Dalam pidato kunci pada acara ‘Diseminasi Peraturan Presiden Nomor 88 Tahun 2025: Penguatan Komite TPPU dalam Upaya Disrupsi Kejahatan Judi Online dan Pencucian Uang di Indonesia’ di Gedung Pusat Pelaporan dan Analisis Transaksi Keuangan (PPATK), Jakarta, Selasa (4/11), Yusril mengungkapkan bahwa perampasan uang hasil kejahatan judi online dapat dilakukan dengan proses acara cepat, yaitu hanya dalam waktu tujuh hari sesuai ketentuan Pasal 64-67 Undang-Undang Nomor 8 Tahun 2010 tentang Pencegahan dan Pemberantasan Tindak Pidana Pencucian Uang (TPPU).
“Negara berhak merampas uang bandar dan pemain judi online berdasarkan putusan pengadilan.
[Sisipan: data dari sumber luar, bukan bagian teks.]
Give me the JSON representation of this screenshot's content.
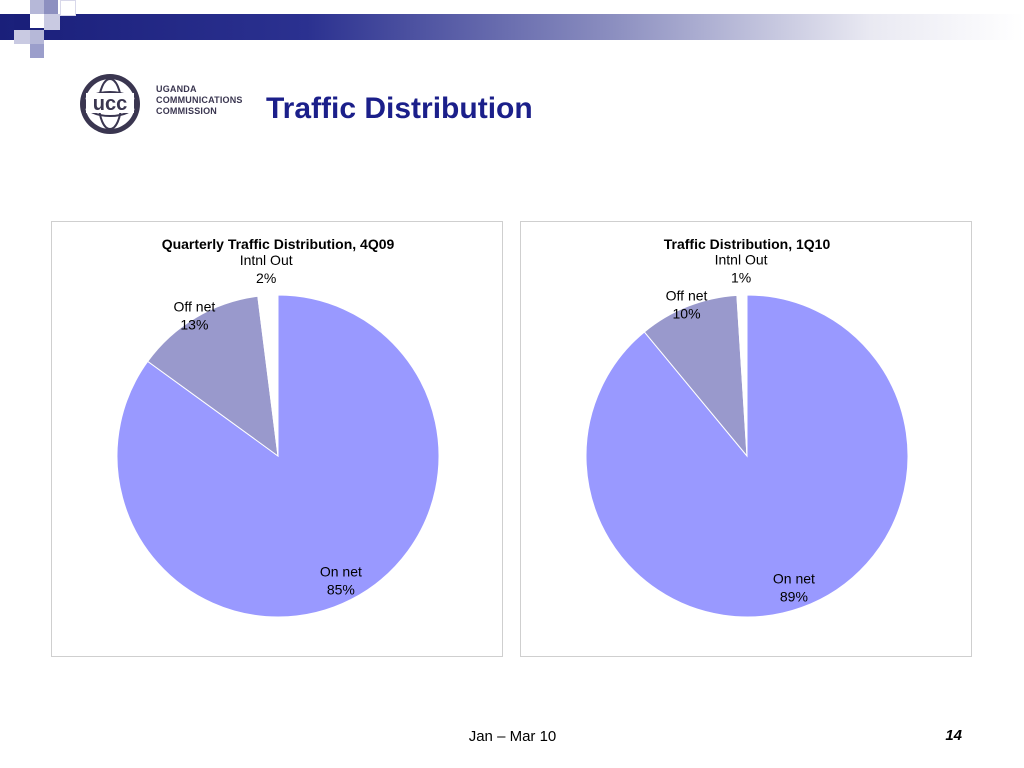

Mekanismenya dapat dilakukan hanya dalam waktu tujuh hari untuk diputus, sesuai ketentuan hukum yang berlaku. Ini bagian dari upaya nyata negara dalam menegakkan kedaulatan hukum dan memberantas kejahatan ekonomi digital,” tegas Yusril.
Yusril juga menekankan bahwa judi online merupakan tindak kejahatan serius yang menimbulkan kerugian ekonomi dan sosial bagi negara. Oleh karena itu, aparat penegak hukum harus memanfaatkan mekanisme hukum yang telah tersedia untuk menindak dan merampas hasil kejahatan tersebut.
Dalam kesempatan tersebut, Yusril juga menjelaskan bahwa bandar judi dapat dijerat pidana maksimal 10 tahun penjara sesuai Pasal 303 KUHP, sementara pemain judi dapat dikenai pidana tiga tahun penjara berdasarkan Pasal 303 bis KUHP.
Yusril mengakui bahwa transaksi uang judi online sering lolos dari pantauan karena menggunakan cryptocurrency dan dompet digital. Namun, PPATK memiliki kemampuan untuk mengungkapkan transaksi jenis ini.
“Jika dalam 20 hari tidak ada keberatan, PPATK dapat menyerahkan temuannya kepada penyidik. Jika dalam 30 hari pemilik uang tidak muncul, penyidik dapat mengajukan permohonan ke pengadilan untuk menetapkan uang tersebut sebagai aset negara,” jelas Yusril.